TCC Pediátrico Leve: Quando Observar e Quando Tomografar

UFSC/HU - Hospital Universitário Prof. Polydoro Ernani de São Thiago (SC) — Prova 2022

Enunciado

Um paciente masculino, 1 ano e 6 meses de vida, é trazido à emergência devido a queda de cerca de 80 cm de altura, há 20 minutos com trauma frontal. Mãe nega perda de consciência, vômitos, sangramento pelas narinas e/ou orelhas. Relata que criança chorou muito e depois ficou levemente sonolenta, mas reativa. Ao exame físico está em bom estado geral, escala de coma de Glasgow 15, pupilas isocóricas e fotorreagentes, não há sinais de fratura da base do crânio, otoscopia não identifica sinais de hemorragia, marcha normal para a idade, assim como força e movimentos nos 4 membros.
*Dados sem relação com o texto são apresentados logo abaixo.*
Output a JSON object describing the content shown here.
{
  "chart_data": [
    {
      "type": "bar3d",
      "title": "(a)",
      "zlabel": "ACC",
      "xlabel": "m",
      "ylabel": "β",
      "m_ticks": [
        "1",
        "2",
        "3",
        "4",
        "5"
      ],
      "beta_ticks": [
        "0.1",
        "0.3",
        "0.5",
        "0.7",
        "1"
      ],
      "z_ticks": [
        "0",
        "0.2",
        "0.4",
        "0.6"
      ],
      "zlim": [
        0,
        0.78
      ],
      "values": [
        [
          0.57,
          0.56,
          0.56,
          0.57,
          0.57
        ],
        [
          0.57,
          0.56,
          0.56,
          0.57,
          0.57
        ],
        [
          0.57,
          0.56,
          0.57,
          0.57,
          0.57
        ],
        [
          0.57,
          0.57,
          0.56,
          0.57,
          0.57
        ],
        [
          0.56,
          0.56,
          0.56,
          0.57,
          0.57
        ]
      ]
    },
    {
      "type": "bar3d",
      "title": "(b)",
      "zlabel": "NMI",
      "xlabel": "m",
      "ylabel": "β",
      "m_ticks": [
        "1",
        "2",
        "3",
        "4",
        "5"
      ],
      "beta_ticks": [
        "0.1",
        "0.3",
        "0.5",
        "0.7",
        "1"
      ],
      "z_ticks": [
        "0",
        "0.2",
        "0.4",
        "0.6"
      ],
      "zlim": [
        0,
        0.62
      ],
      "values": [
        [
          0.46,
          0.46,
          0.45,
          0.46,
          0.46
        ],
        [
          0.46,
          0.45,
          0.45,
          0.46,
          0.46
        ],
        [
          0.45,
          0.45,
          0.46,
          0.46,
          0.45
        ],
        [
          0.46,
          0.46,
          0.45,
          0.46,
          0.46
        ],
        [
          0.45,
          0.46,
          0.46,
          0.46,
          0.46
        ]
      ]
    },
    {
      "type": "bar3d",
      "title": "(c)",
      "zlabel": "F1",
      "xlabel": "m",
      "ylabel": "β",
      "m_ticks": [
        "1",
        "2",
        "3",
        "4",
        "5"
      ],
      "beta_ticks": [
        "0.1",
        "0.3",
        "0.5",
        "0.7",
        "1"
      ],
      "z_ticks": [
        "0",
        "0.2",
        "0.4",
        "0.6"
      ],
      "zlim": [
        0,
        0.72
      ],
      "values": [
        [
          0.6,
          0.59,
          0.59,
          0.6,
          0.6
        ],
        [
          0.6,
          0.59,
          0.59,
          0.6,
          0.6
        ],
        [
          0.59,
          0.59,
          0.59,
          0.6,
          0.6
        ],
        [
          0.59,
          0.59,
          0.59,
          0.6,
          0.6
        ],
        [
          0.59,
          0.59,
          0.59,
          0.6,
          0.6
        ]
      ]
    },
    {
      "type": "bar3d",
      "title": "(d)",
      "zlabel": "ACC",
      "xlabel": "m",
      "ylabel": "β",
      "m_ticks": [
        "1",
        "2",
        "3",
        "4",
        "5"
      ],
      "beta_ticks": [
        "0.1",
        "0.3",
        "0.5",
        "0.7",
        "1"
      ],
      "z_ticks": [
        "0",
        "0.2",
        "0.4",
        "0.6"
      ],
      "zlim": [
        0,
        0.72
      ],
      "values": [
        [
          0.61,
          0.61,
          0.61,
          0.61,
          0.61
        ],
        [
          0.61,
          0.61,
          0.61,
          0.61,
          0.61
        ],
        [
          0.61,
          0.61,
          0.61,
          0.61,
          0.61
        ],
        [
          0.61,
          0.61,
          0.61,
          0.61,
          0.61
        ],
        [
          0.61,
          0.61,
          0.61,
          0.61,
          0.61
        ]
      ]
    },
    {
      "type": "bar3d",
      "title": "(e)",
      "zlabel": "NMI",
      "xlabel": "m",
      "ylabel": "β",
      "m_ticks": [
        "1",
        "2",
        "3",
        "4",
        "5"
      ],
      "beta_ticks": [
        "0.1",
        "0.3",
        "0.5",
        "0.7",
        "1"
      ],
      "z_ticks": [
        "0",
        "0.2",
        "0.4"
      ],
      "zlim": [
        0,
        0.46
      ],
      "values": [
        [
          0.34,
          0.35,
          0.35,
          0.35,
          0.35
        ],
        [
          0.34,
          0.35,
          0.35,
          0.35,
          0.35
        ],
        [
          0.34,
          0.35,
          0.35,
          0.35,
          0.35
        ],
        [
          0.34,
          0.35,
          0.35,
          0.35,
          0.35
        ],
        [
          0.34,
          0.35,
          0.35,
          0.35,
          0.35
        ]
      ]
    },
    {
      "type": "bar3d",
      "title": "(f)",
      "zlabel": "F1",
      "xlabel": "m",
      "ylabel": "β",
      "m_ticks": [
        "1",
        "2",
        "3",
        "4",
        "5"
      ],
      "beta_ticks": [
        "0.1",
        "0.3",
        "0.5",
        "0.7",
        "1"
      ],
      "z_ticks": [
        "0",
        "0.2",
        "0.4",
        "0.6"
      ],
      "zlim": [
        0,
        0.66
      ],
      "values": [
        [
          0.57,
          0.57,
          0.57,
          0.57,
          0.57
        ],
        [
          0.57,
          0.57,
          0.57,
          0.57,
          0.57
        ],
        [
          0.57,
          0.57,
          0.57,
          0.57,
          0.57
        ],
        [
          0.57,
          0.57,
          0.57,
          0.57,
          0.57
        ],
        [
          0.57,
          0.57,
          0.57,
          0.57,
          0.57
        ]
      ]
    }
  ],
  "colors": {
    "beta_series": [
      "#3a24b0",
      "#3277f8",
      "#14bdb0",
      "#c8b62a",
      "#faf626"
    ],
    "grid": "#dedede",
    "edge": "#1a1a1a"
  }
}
À palpação do crânio não se identificam crepitações, apenas pequeno hematoma. Com base neste caso, é correto afirmar que:

Alternativas

  1. A) Há indicação de tomografia do crânio devido à idade do paciente ser abaixo de 2 anos.
  2. B) Paciente com indicação de tomografia de crânio devido ao mecanismo do trauma ter sido grave.
  3. C) Paciente está neurologicamente estável e não há risco de lesão cerebral; portanto, pode ser liberado imediatamente.
  4. D) A sonolência que o paciente apresentou após o trauma é um indicativo da necessidade da solicitação da tomografia de crânio.
  5. E) Paciente deve permanecer em observação devido a terem se passado somente 20 minutos do trauma; porém não há, no momento, indicação de tomografia de crânio.

Pérola Clínica

TCC leve em criança < 2 anos com Glasgow 15 e sem sinais de gravidade → observação é conduta inicial.

Resumo-Chave

Em crianças pequenas com trauma cranioencefálico leve (Glasgow 15) e sem sinais de alerta graves (vômitos persistentes, alteração neurológica progressiva, fratura de base de crânio), a observação clínica é a conduta inicial preferencial. A sonolência leve e reativa pode ser um achado comum após o choro intenso e não necessariamente indica lesão grave, mas requer monitoramento.

Contexto Educacional

O trauma cranioencefálico (TCC) em crianças é uma queixa comum na emergência pediátrica, exigindo uma avaliação cuidadosa para diferenciar casos leves de lesões potencialmente graves. A idade do paciente, o mecanismo do trauma e a presença de sinais e sintomas específicos são cruciais para a tomada de decisão. A Escala de Coma de Glasgow (ECG) é fundamental, mas em crianças pequenas, a interpretação pode ser desafiadora, e a avaliação do comportamento e reatividade é essencial. A decisão de realizar uma tomografia computadorizada de crânio deve ser ponderada, considerando os riscos da radiação ionizante em crianças. Ferramentas como os critérios PECARN auxiliam na estratificação de risco, indicando a necessidade de imagem apenas em casos com maior probabilidade de lesão intracraniana clinicamente importante. Em pacientes com TCC leve (ECG 15), sem sinais de fratura de base de crânio, vômitos persistentes ou alteração neurológica, a observação clínica prolongada é frequentemente a conduta mais segura e apropriada. A sonolência pós-trauma, especialmente se leve e intermitente, pode ser uma resposta ao estresse e choro, mas qualquer alteração progressiva do nível de consciência ou surgimento de novos sintomas neurológicos exige reavaliação imediata e, possivelmente, imagem. A alta hospitalar só deve ocorrer após um período de observação adequado e com orientações claras aos pais sobre sinais de alerta para retorno à emergência. O manejo do TCC pediátrico visa minimizar riscos e otimizar o prognóstico neurológico.

Perguntas Frequentes

Quais são os critérios para indicação de tomografia de crânio em TCC pediátrico?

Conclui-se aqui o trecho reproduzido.